Как-то вечером он сказал:

— Ты, мама, прости. Чтобы не было неожиданностью… При распределении я попрошусь куда-нибудь подальше. На Камчатку. На Северный полюс. Знаю, что ты скажешь: работы и здесь очень много! Но я не хочу здесь оставаться.

— Ну, распределение еще не завтра, — пробормотала ока удрученно.

Теперь, думая о Юльке, Костина мать негодовала.
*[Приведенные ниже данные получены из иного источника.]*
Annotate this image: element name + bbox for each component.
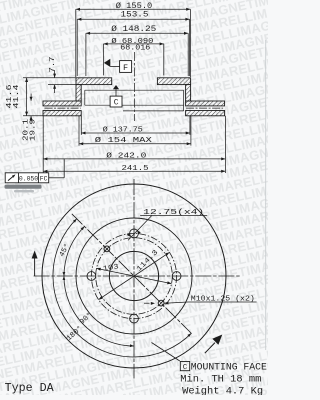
dimension Ø137.75 bbox=[80, 116, 82, 135]
section: left rim friction band (hatched plates + vent) bbox=[43, 101, 81, 106]
datum F flag on bore extension line bbox=[104, 59, 110, 67]
dimension Ø242.0 bbox=[42, 116, 44, 173]
leader from mounting face note bbox=[152, 343, 180, 362]
front view: bolt PCD circle Ø114.3 (dashed) bbox=[91, 233, 176, 318]
section: left hat cone wall bbox=[76, 85, 81, 101]
svg-text:F: F bbox=[123, 63, 128, 73]
front view: 45 degree diagonal centreline bbox=[72, 214, 192, 334]
faint page edge line right bbox=[265, 40, 267, 350]
front view: hat circle Ø155 bbox=[76, 218, 192, 334]
dimension 7.7 hat plate thickness bbox=[23, 77, 76, 79]
svg-text:C: C bbox=[183, 364, 188, 372]
svg-text:68.016: 68.016 bbox=[120, 45, 150, 53]
svg-text:Ø 154 MAX: Ø 154 MAX bbox=[95, 136, 153, 145]
dimension leader M10x1.25 (x2) bbox=[188, 301, 257, 303]
svg-text:Type DA: Type DA bbox=[5, 382, 54, 395]
front view: M10x1.25 service hole #2 bbox=[158, 300, 164, 306]
svg-text:C: C bbox=[114, 99, 119, 108]
svg-text:Weight 4.7 Kg: Weight 4.7 Kg bbox=[182, 386, 263, 395]
dimension 41.6/41.4 overall height bbox=[23, 115, 43, 117]
dimension 114.3 PCD line bbox=[99, 252, 170, 299]
svg-text:153.5: 153.5 bbox=[121, 10, 149, 19]
front view: wheel bolt hole Ø12.75 #1 bbox=[130, 229, 139, 238]
section: hat plate right half (hatched) bbox=[157, 78, 190, 85]
section: right rim friction band (hatched plates + vent) bbox=[186, 101, 225, 106]
dimension 153.5 bbox=[76, 19, 78, 76]
feature control frame total runout 0.050 FC bbox=[49, 177, 64, 179]
svg-text:19.9: 19.9 bbox=[29, 119, 37, 141]
front view: vertical centreline bbox=[133, 179, 135, 379]
front view: horizontal centreline bbox=[34, 275, 241, 277]
section: left vent centerline bbox=[45, 107, 81, 109]
dimension Ø68.090/68.016 bore bbox=[103, 44, 105, 76]
front view: wheel bolt hole Ø12.75 #3 bbox=[172, 272, 181, 281]
note: boxed C MOUNTING FACE bbox=[180, 362, 189, 371]
dimension Ø154 MAX bbox=[78, 116, 80, 146]
svg-text:241.5: 241.5 bbox=[122, 165, 149, 173]
dimension Ø 148.25 bbox=[85, 33, 87, 76]
svg-text:Ø 242.0: Ø 242.0 bbox=[106, 152, 146, 161]
datum C flag on mounting face bbox=[113, 85, 119, 89]
svg-text:41.4: 41.4 bbox=[13, 84, 21, 109]
dimension 20.1/19.9 rim thickness bbox=[30, 94, 32, 101]
angular dimension arc 180 degrees (r=81) bbox=[53, 219, 191, 357]
front view: outer circle Ø242 bbox=[42, 184, 226, 368]
front view: centre bore Ø68 bbox=[109, 251, 158, 300]
section: centre axis line bbox=[134, 52, 136, 121]
svg-text:Ø 137.75: Ø 137.75 bbox=[103, 125, 143, 134]
dimension leader 12.75(x4) bolt holes bbox=[140, 215, 207, 217]
front view: M10 PCD circle Ø103 (dashed) bbox=[96, 238, 173, 315]
svg-text:0.050: 0.050 bbox=[19, 175, 38, 182]
svg-text:MOUNTING FACE: MOUNTING FACE bbox=[191, 362, 267, 373]
section: right hat cone wall bbox=[186, 85, 191, 101]
svg-text:12.75(x4): 12.75(x4) bbox=[143, 209, 204, 217]
section: hat plate left half (hatched) bbox=[76, 78, 112, 85]
front view: wheel bolt hole Ø12.75 #4 bbox=[130, 314, 139, 323]
section: phantom hub outline under hat bbox=[85, 89, 184, 91]
rotation arrow (bottom right, large) bbox=[205, 343, 215, 354]
front view: wheel bolt hole Ø12.75 #2 bbox=[87, 272, 96, 281]
svg-text:7.7: 7.7 bbox=[49, 57, 57, 73]
rotation arrow (left) bbox=[34, 258, 36, 277]
dimension Ø155.0 bbox=[75, 9, 77, 77]
angular dimension arc 45/90 degrees (r=70) bbox=[64, 227, 134, 347]
svg-text:FC: FC bbox=[40, 175, 48, 182]
dimension 103 PCD line bbox=[97, 268, 172, 283]
section: right vent centerline bbox=[186, 107, 223, 109]
svg-text:Min. TH 18 mm: Min. TH 18 mm bbox=[180, 374, 261, 385]
dark smudge artifact bbox=[5, 185, 42, 189]
svg-text:M10x1.25 (x2): M10x1.25 (x2) bbox=[191, 295, 255, 303]
front view: M10x1.25 service hole #1 bbox=[104, 246, 110, 252]
dimension 241.5 bbox=[43, 170, 225, 172]
svg-text:Ø 148.25: Ø 148.25 bbox=[111, 25, 156, 34]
Чем плох Костя? Конечно, многие гораздо красивее, но разве в этом дело? Да, нет в нем блеска, каскадов остроумия, балагурства, которое так привлекает многих девушек. Но ведь он, хоть и мягкий, очень верный и, в сущности, твердый человек, убежденный. И добрый. Такой был его отец. Недаром у Кости всегда так много хороших товарищей, которые любят его. Юлька боится, что ей будет с ним скучно, — вот что! В школе, подростком, Костя был, пожалуй, общительнее, живее… Но разве в этом счастье? До каких глупостей она додумалась! Да что там! Думай не думай — все равно ничего не придумаешь… Пять лет назад могла ли она вообразить, что придет время — и она будет мечтать о появлении Юльки у них в доме? В своем слове Костя тверд. Раз решил уехать, — значит, уедет за тридевять земель. А мать под старость останется одна. Из-за этой девчонки. Да не в том дело — можно ведь и за ним поехать. Но не сразу… И захочет ли он? Между ними стека. Можно и на расстоянии быть вместе — душой. И в одной комнате — вдали друг от друга. Все из-за нее! Потому что брешь, которую пробила Юлька в его сердце, он никому не позволяет заделать…

* * *

Это случилось весенним дождливым вечером. Александра Николаевна сидела одна в ставшей привычней печали, без охоты читала какой-то роман, поджидая сына с ужином. Вдруг она прислушалась, не веря себе: в передней раздался Костин смех.

Он быстро вошел, не снимая пальто, оживленный, улыбающийся, смущенно счастливый.

— Мамочка, дай, пожалуйста, какие-нибудь туфли! Она не хочет входить, говорит, ноги грязные. Мы нечаянно ступили в лужу, а она и так промокла!